Judge Karnataka High Court
- Incumbent
- Assumed office 21 March 2024
- Nominated by: Dhananjaya Y. Chandrachud
- Appointed by: Droupadi Murmu

Judge Kerala High Court
- In office 11 April 2015 – 20 March 2024
- Nominated by: H. L. Dattu
- Appointed by: Pranab Mukherjee

Personal details
- Born: 25 May 1966 (age 60) Ernakulam
- Citizenship: Indian
- Alma mater: Government Law College, Ernakulam
- Website: High Court of Kerala

= Anu Sivaraman =

Indian High Court judge (born 1966)

Anu Sivaraman (born 25 May 1966) is a judge of Karnataka High Court in India. Sivaraman was initially appointed as an additional judge of the Kerala High Court in April 2015, and was made a permanent judge in April 2017. Sivaraman, by a communication to supreme court dated 16 October 2023 sought a transfer out of the State of Kerala.

==Early life==
Sivaraman completed her schooling from St.Teresa's Convent Girls High School, joined for graduation in English Literature at St. Teresa's College and completed from Maharaja's College, Ernakulam, completed Diploma in Journalism from Kerala Media Academy in 1987 and obtained a law degree from Government Law College, Ernakulam.

==Career==
Sivaraman enrolled as an Advocate in 1991. During her practice, she served as Standing Counsel for the Corporation of Cochin from 2001 to 2010, Senior Government Pleader from January 2007 and Special Government Pleader (Co-operation) during 2010–2011. On 10 April 2015 she was appointed as additional judge of Kerala High Court and became permanent from 5 April 2017. She was transferred to Karnataka High Court with effect from 21 March 2024.

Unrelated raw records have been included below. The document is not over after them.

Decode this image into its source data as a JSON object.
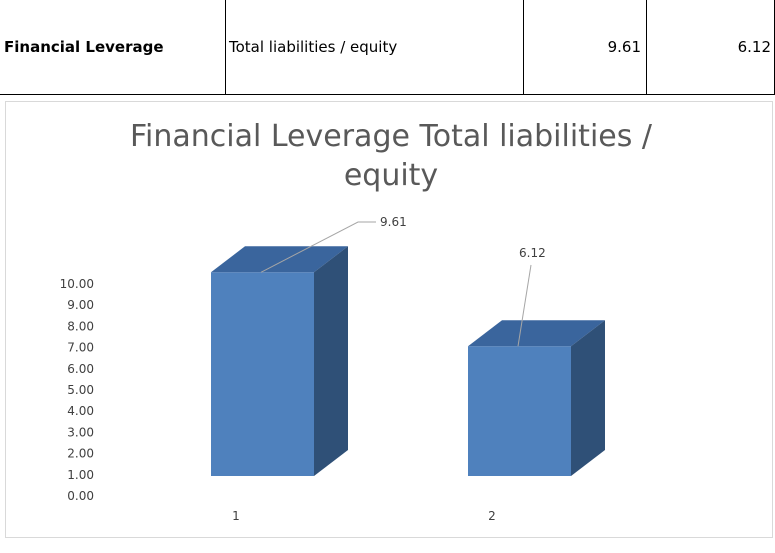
{
  "table": {
    "metric": "Financial Leverage",
    "formula": "Total liabilities / equity",
    "value_1": "9.61",
    "value_2": "6.12"
  },
  "chart_data": {
    "type": "bar",
    "title_line1": "Financial Leverage Total liabilities /",
    "title_line2": "equity",
    "categories": [
      "1",
      "2"
    ],
    "values": [
      9.61,
      6.12
    ],
    "data_labels": [
      "9.61",
      "6.12"
    ],
    "y_ticks": [
      "0.00",
      "1.00",
      "2.00",
      "3.00",
      "4.00",
      "5.00",
      "6.00",
      "7.00",
      "8.00",
      "9.00",
      "10.00"
    ],
    "ylim": [
      0,
      10
    ],
    "grid": false,
    "legend": "none",
    "colors": {
      "front": "#4f81bd",
      "top": "#3a659d",
      "side": "#2f5077",
      "title": "#595959",
      "label": "#404040"
    }
  }
}
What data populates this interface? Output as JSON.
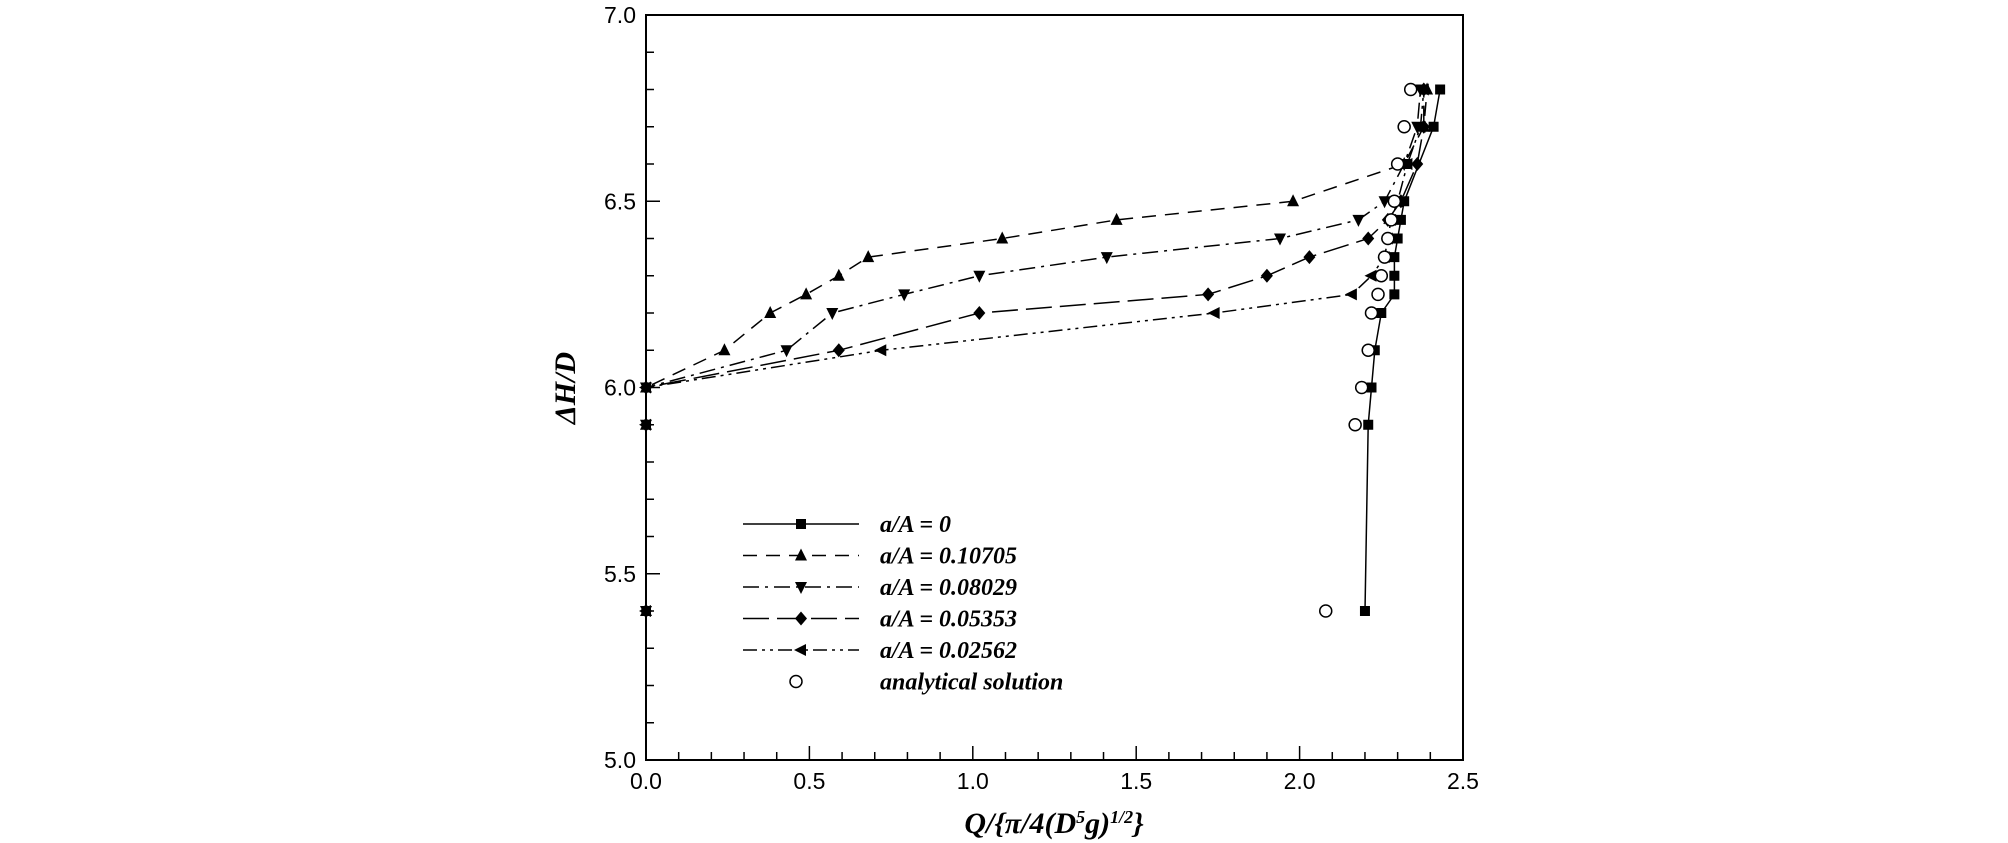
{
  "chart_data": {
    "type": "line",
    "xlabel": "Q/{π/4(D⁵g)^1/2}",
    "ylabel": "ΔH/D",
    "xlim": [
      0.0,
      2.5
    ],
    "ylim": [
      5.0,
      7.0
    ],
    "x_ticks": [
      "0.0",
      "0.5",
      "1.0",
      "1.5",
      "2.0",
      "2.5"
    ],
    "y_ticks": [
      "5.0",
      "5.5",
      "6.0",
      "6.5",
      "7.0"
    ],
    "legend_position": "lower-left",
    "grid": false,
    "series": [
      {
        "name": "a/A = 0",
        "line": "solid",
        "marker": "square",
        "points": [
          [
            2.2,
            5.4
          ],
          [
            2.21,
            5.9
          ],
          [
            2.22,
            6.0
          ],
          [
            2.23,
            6.1
          ],
          [
            2.25,
            6.2
          ],
          [
            2.29,
            6.25
          ],
          [
            2.29,
            6.3
          ],
          [
            2.29,
            6.35
          ],
          [
            2.3,
            6.4
          ],
          [
            2.31,
            6.45
          ],
          [
            2.32,
            6.5
          ],
          [
            2.41,
            6.7
          ],
          [
            2.43,
            6.8
          ]
        ]
      },
      {
        "name": "a/A = 0.10705",
        "line": "dashed",
        "marker": "triangle-up",
        "points": [
          [
            0.0,
            5.4
          ],
          [
            0.0,
            5.9
          ],
          [
            0.0,
            6.0
          ],
          [
            0.24,
            6.1
          ],
          [
            0.38,
            6.2
          ],
          [
            0.49,
            6.25
          ],
          [
            0.59,
            6.3
          ],
          [
            0.68,
            6.35
          ],
          [
            1.09,
            6.4
          ],
          [
            1.44,
            6.45
          ],
          [
            1.98,
            6.5
          ],
          [
            2.32,
            6.6
          ],
          [
            2.38,
            6.7
          ],
          [
            2.39,
            6.8
          ]
        ]
      },
      {
        "name": "a/A = 0.08029",
        "line": "dash-dot",
        "marker": "triangle-down",
        "points": [
          [
            0.0,
            5.4
          ],
          [
            0.0,
            5.9
          ],
          [
            0.0,
            6.0
          ],
          [
            0.43,
            6.1
          ],
          [
            0.57,
            6.2
          ],
          [
            0.79,
            6.25
          ],
          [
            1.02,
            6.3
          ],
          [
            1.41,
            6.35
          ],
          [
            1.94,
            6.4
          ],
          [
            2.18,
            6.45
          ],
          [
            2.26,
            6.5
          ],
          [
            2.32,
            6.6
          ],
          [
            2.36,
            6.7
          ],
          [
            2.37,
            6.8
          ]
        ]
      },
      {
        "name": "a/A = 0.05353",
        "line": "long-dash",
        "marker": "diamond",
        "points": [
          [
            0.0,
            5.4
          ],
          [
            0.0,
            5.9
          ],
          [
            0.0,
            6.0
          ],
          [
            0.59,
            6.1
          ],
          [
            1.02,
            6.2
          ],
          [
            1.72,
            6.25
          ],
          [
            1.9,
            6.3
          ],
          [
            2.03,
            6.35
          ],
          [
            2.21,
            6.4
          ],
          [
            2.27,
            6.45
          ],
          [
            2.31,
            6.5
          ],
          [
            2.36,
            6.6
          ],
          [
            2.38,
            6.7
          ],
          [
            2.38,
            6.8
          ]
        ]
      },
      {
        "name": "a/A = 0.02562",
        "line": "dash-dot-dot",
        "marker": "triangle-left",
        "points": [
          [
            0.0,
            5.4
          ],
          [
            0.0,
            5.9
          ],
          [
            0.0,
            6.0
          ],
          [
            0.72,
            6.1
          ],
          [
            1.74,
            6.2
          ],
          [
            2.16,
            6.25
          ],
          [
            2.22,
            6.3
          ],
          [
            2.26,
            6.35
          ],
          [
            2.27,
            6.4
          ],
          [
            2.28,
            6.45
          ],
          [
            2.3,
            6.5
          ],
          [
            2.33,
            6.6
          ],
          [
            2.37,
            6.7
          ],
          [
            2.38,
            6.8
          ]
        ]
      },
      {
        "name": "analytical solution",
        "line": "none",
        "marker": "circle-open",
        "points": [
          [
            2.08,
            5.4
          ],
          [
            2.17,
            5.9
          ],
          [
            2.19,
            6.0
          ],
          [
            2.21,
            6.1
          ],
          [
            2.22,
            6.2
          ],
          [
            2.24,
            6.25
          ],
          [
            2.25,
            6.3
          ],
          [
            2.26,
            6.35
          ],
          [
            2.27,
            6.4
          ],
          [
            2.28,
            6.45
          ],
          [
            2.29,
            6.5
          ],
          [
            2.3,
            6.6
          ],
          [
            2.32,
            6.7
          ],
          [
            2.34,
            6.8
          ]
        ]
      }
    ]
  }
}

She was appointed as member of 3 Judge panel along with Punjab and Haryana High Court Judge Sheel Nagu and Himachal Pradesh High Court Chief Justice Gurmeet Singh Sandhawalia constituted by CJI Sanjiv Khanna on 22 March 2025 to probe into the allegations of cash recovery at residence of Delhi High Court Judge Yashwant Verma.